Some fish, such as the threespine stickleback, can respond to dramatic seasonal changes very quickly — genome sequencing reveals why.
Habitat loss is currently the biggest reason for modern extinctions. But with climate change, we’re bound to see even more extremes — like massive wildfires and wildly fluctuating temperatures.
As things are expected to worsen, researchers are trying to figure out which species are resilient enough to survive or adapt — and how they do it.
Using genome sequencing, researchers from McGill University have demonstrated that some fish, such as the threespine stickleback, can quickly respond to dramatic seasonal changes.
Why the threespine stickleback? This fish is tiny but has a big personality. It is often the subject of scientific research because it can live in seawater and breed in freshwater.
It defends its territory, shows social behaviors, and even has elaborate breeding behaviors — all qualities that are ideal for answering questions about evolution, population genetics, or physiology.
These genetic changes occurred in independent populations over a single season, highlighting just how quickly the effects of natural selection can be detected.
But what is it about this fish that makes it so tenacious?
Tracing evolution in real-time: In most evolution studies, researchers try to look back and recreate history, guessing how populations adapted to environments of a distant past.
Researchers at McGill University wanted to observe evolution in action. So, using genetic sequencing, researchers followed six species of threespine stickleback fish before and after seasonal changes in their habitat.
They watched the fish in estuaries along coastal California where seasonal variations, such as warm winters and dry summers, cause significant habitat changes, reports Futurity. Only the tough ones, with hearty genes, can survive.
“These changes probably resemble the habitat shifts experienced by stickleback populations when they colonized many newly created freshwater lakes from the ocean after the glaciers receded 10,000 years ago,” Rowan Barrett, chair of biodiversity science at McGill University said. “We hope to gain insight into the genetic changes that may have resulted from natural selection long in the past.”

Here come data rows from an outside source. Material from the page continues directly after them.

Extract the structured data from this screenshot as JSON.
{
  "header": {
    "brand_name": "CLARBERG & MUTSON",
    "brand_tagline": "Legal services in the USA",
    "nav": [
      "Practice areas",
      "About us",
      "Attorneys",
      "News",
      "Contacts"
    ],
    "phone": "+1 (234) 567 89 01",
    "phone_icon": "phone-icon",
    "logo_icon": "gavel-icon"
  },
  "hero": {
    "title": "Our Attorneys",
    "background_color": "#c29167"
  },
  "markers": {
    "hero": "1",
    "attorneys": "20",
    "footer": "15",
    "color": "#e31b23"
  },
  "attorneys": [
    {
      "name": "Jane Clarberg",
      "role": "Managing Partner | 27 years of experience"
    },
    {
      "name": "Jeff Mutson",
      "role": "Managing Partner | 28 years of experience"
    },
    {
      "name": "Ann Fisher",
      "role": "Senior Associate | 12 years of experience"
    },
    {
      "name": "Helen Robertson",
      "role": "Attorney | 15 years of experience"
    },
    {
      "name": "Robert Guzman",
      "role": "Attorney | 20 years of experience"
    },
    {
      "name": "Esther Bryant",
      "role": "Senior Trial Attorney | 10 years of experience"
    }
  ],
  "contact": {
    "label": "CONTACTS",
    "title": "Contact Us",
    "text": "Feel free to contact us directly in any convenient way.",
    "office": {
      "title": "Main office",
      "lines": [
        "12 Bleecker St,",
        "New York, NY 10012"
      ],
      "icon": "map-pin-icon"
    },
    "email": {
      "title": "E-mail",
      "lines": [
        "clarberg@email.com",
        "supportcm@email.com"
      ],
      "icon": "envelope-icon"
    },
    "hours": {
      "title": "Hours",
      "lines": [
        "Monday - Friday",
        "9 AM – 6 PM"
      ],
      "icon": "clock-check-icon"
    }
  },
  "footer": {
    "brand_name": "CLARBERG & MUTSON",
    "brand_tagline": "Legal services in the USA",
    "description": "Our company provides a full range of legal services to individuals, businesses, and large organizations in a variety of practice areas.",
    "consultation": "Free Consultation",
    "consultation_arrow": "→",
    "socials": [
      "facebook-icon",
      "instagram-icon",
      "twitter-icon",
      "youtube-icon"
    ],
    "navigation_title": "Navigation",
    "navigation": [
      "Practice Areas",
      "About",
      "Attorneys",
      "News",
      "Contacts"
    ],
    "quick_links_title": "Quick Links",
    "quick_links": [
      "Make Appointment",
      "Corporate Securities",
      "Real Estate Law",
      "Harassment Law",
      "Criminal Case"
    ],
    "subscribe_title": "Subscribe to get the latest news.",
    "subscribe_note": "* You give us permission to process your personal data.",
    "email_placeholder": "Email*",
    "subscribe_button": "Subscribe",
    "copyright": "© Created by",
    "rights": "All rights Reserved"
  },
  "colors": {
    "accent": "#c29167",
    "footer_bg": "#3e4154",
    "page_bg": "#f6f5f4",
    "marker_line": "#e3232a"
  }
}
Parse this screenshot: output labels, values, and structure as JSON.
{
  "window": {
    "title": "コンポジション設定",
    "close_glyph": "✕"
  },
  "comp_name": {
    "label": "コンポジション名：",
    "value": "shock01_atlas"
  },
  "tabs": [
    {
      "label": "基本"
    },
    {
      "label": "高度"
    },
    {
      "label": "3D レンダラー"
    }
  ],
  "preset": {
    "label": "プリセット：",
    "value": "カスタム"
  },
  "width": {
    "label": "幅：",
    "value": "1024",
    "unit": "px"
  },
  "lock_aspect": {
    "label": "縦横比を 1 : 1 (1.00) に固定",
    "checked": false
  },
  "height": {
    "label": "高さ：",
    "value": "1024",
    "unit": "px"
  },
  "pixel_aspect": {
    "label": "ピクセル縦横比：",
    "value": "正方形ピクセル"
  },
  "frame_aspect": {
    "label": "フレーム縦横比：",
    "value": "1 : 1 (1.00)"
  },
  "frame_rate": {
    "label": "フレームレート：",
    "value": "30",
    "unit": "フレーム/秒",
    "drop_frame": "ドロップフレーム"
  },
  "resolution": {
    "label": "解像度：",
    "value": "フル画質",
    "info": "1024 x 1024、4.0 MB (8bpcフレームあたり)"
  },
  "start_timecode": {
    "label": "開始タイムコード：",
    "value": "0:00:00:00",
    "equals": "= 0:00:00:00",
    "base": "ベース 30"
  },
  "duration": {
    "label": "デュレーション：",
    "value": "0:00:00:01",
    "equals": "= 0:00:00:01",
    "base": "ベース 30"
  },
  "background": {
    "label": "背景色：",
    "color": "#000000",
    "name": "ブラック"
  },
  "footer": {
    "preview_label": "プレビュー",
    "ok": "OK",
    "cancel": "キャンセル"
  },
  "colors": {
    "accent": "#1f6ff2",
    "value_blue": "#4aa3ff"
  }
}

It is in the threespine stickleback genes: The team found evidence of genetic changes triggered by seasonal habitat alterations, which paralleled the variations seen between freshwater and saltwater populations.
“These genetic changes occurred in independent populations over a single season, highlighting just how quickly the effects of natural selection can be detected,” lead author Alan Garcia-Elfring said.
“The findings are important because they suggest that we may be able to use the genetic differences that evolved in the past as a way to predict how populations may adapt to environmental stressors like climate change in the future.”
Adapting to the future: Studying organisms in dynamic environments allows researchers to gain insight into how animals will fare in a changing environment due to climate change.
In 2019, researchers from the University of California Santa Cruz found a unique species of stony corals ready to withstand climate change. The corals lived near springs, called “ojos,” which discharge acidic water. Like the threespine stickleback, these particular corals had adapted to an environment that constantly saw changes in temperature and salinity.
Marine biologist Adina Paytan saw the corals as an opportunity to use “assisted evolution” to create a generation of corals that can withstand ocean acidification. But, most importantly, the team saw it as an opportunity to focus protections on more resilient corals that could keep the reefs around longer.
“This study gives us a better handle on who’s more robust and who’s more sensitive under potential future conditions, so that we can start thinking about what reefs of the future might look like and whether we’re going to protect certain areas,” said biologist Hollie Putnam.